Limited travel may be required based on business needs. Work Requirement Hybrid: Expected to work in accordance with State Street's hybrid work model. Shift: Standard business hours with flexibility to support global stakeholders across multiple time zones.
Salary Range: $120,000 - $202,500 Annual The range quoted above applies to the role in the primary location specified. If the candidate would ultimately work outside of the primary location above, the applicable range could differ. Employees are eligible to participate in State Street’s comprehensive benefits program, which includes: our retirement savings plan (401K) with company match; insurance coverage including basic life, medical, dental, vision, long-term disability, and other optional additional coverages; paid-time off including vacation, sick leave, short term disability, and family care responsibilities; access to our Employee Assistance Program; incentive compensation including eligibility for annual performance-based awards (excluding certain sales roles subject to sales incentive plans); and, eligibility for certain tax advantaged savings plans.
For a full overview, visit https://hrportal.ehr.com/statestreet/Home . About State Street Across the globe, institutional investors rely on us to help them manage risk, respond to challenges, and drive performance and profitability. We keep our clients at the heart of everything we do, and smart, engaged employees are essential to our continued success.
We are committed to fostering an environment where every employee feels valued and empowered to reach their full potential.
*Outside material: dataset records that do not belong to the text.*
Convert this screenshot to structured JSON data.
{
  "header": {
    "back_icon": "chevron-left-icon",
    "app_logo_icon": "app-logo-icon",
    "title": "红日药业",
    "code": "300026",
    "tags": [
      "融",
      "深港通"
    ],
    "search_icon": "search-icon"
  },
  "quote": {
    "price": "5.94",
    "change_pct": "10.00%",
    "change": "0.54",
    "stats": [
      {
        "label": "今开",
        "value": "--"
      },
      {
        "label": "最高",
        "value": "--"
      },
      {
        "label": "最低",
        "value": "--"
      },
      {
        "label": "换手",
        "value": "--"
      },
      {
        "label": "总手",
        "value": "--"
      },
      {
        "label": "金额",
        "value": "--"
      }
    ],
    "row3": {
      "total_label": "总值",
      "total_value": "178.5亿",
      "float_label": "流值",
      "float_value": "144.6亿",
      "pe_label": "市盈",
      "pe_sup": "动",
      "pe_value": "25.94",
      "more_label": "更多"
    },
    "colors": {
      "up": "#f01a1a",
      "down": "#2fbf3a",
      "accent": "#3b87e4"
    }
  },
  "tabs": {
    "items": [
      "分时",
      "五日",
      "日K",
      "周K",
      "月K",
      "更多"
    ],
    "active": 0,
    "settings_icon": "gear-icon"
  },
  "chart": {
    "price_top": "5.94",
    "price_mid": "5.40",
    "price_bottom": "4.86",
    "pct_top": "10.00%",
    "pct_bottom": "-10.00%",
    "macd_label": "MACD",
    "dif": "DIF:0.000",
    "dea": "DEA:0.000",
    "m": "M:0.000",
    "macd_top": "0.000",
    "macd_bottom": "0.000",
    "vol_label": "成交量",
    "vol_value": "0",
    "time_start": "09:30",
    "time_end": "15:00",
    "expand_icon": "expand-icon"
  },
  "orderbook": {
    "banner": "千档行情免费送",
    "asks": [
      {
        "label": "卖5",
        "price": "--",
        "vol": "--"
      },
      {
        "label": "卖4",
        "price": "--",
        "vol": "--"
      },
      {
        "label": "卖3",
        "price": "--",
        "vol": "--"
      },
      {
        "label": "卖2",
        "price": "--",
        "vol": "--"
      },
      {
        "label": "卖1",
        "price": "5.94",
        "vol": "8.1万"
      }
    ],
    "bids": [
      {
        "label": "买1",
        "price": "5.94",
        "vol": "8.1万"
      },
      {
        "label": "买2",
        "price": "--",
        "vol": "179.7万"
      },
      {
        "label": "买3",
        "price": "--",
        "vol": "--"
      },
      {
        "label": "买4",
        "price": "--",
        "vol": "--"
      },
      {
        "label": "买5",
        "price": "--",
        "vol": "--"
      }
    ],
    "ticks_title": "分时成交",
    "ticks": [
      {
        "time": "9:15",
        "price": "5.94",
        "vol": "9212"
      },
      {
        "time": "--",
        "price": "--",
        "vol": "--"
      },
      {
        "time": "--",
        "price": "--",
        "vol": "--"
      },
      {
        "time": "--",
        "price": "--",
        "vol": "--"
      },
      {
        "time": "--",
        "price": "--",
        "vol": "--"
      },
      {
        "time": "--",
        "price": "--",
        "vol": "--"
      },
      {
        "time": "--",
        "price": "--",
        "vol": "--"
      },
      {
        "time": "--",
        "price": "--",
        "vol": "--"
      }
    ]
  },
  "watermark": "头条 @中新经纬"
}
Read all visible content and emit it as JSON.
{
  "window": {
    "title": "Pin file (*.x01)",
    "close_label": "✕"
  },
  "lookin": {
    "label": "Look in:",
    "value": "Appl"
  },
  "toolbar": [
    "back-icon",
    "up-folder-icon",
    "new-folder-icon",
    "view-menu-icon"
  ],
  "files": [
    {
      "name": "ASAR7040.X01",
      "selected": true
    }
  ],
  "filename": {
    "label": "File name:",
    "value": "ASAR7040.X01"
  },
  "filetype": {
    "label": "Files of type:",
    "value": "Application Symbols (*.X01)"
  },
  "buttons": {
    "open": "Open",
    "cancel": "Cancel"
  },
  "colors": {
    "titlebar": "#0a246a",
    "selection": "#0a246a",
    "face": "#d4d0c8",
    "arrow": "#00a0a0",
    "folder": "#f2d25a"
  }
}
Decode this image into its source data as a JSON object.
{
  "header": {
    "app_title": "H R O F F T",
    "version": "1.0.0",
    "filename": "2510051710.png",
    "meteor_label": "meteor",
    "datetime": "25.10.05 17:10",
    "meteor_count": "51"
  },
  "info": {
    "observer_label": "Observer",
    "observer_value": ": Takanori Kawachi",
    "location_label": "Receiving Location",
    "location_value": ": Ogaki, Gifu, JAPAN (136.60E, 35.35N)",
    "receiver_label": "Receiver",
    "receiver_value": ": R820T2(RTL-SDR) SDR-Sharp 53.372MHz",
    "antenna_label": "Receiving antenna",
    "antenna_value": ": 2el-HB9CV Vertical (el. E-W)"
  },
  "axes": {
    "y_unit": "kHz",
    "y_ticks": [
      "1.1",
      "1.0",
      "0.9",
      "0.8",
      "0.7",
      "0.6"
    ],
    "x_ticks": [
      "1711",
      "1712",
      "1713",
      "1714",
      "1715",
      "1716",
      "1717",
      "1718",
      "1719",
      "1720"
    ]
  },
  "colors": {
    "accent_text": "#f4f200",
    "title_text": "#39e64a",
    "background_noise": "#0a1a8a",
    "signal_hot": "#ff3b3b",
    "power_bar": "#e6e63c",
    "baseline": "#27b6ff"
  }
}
As an essential partner in our shared success, you’ll benefit from inclusive development opportunities, flexible work-life support, paid volunteer days, and vibrant employee networks that keep you connected to what matters most.
Join us in shaping the future. As an Equal Opportunity Employer, we consider all qualified applicants for all positions without regard to race, creed, color, religion, national origin, ancestry, ethnicity, age, disability, genetic information, sex, sexual orientation, gender identity or expression, citizenship, marital status, domestic partnership or civil union status, familial status, military and veteran status, and other characteristics protected by applicable law.
Discover more information on jobs at StateStreet.com/careers Read our CEO Statement Job Application Disclosure: It is unlawful in Massachusetts to require or administer a lie detector test as a condition of employment or continued employment.
An employer who violates this law shall be subject to criminal penalties and civil liability.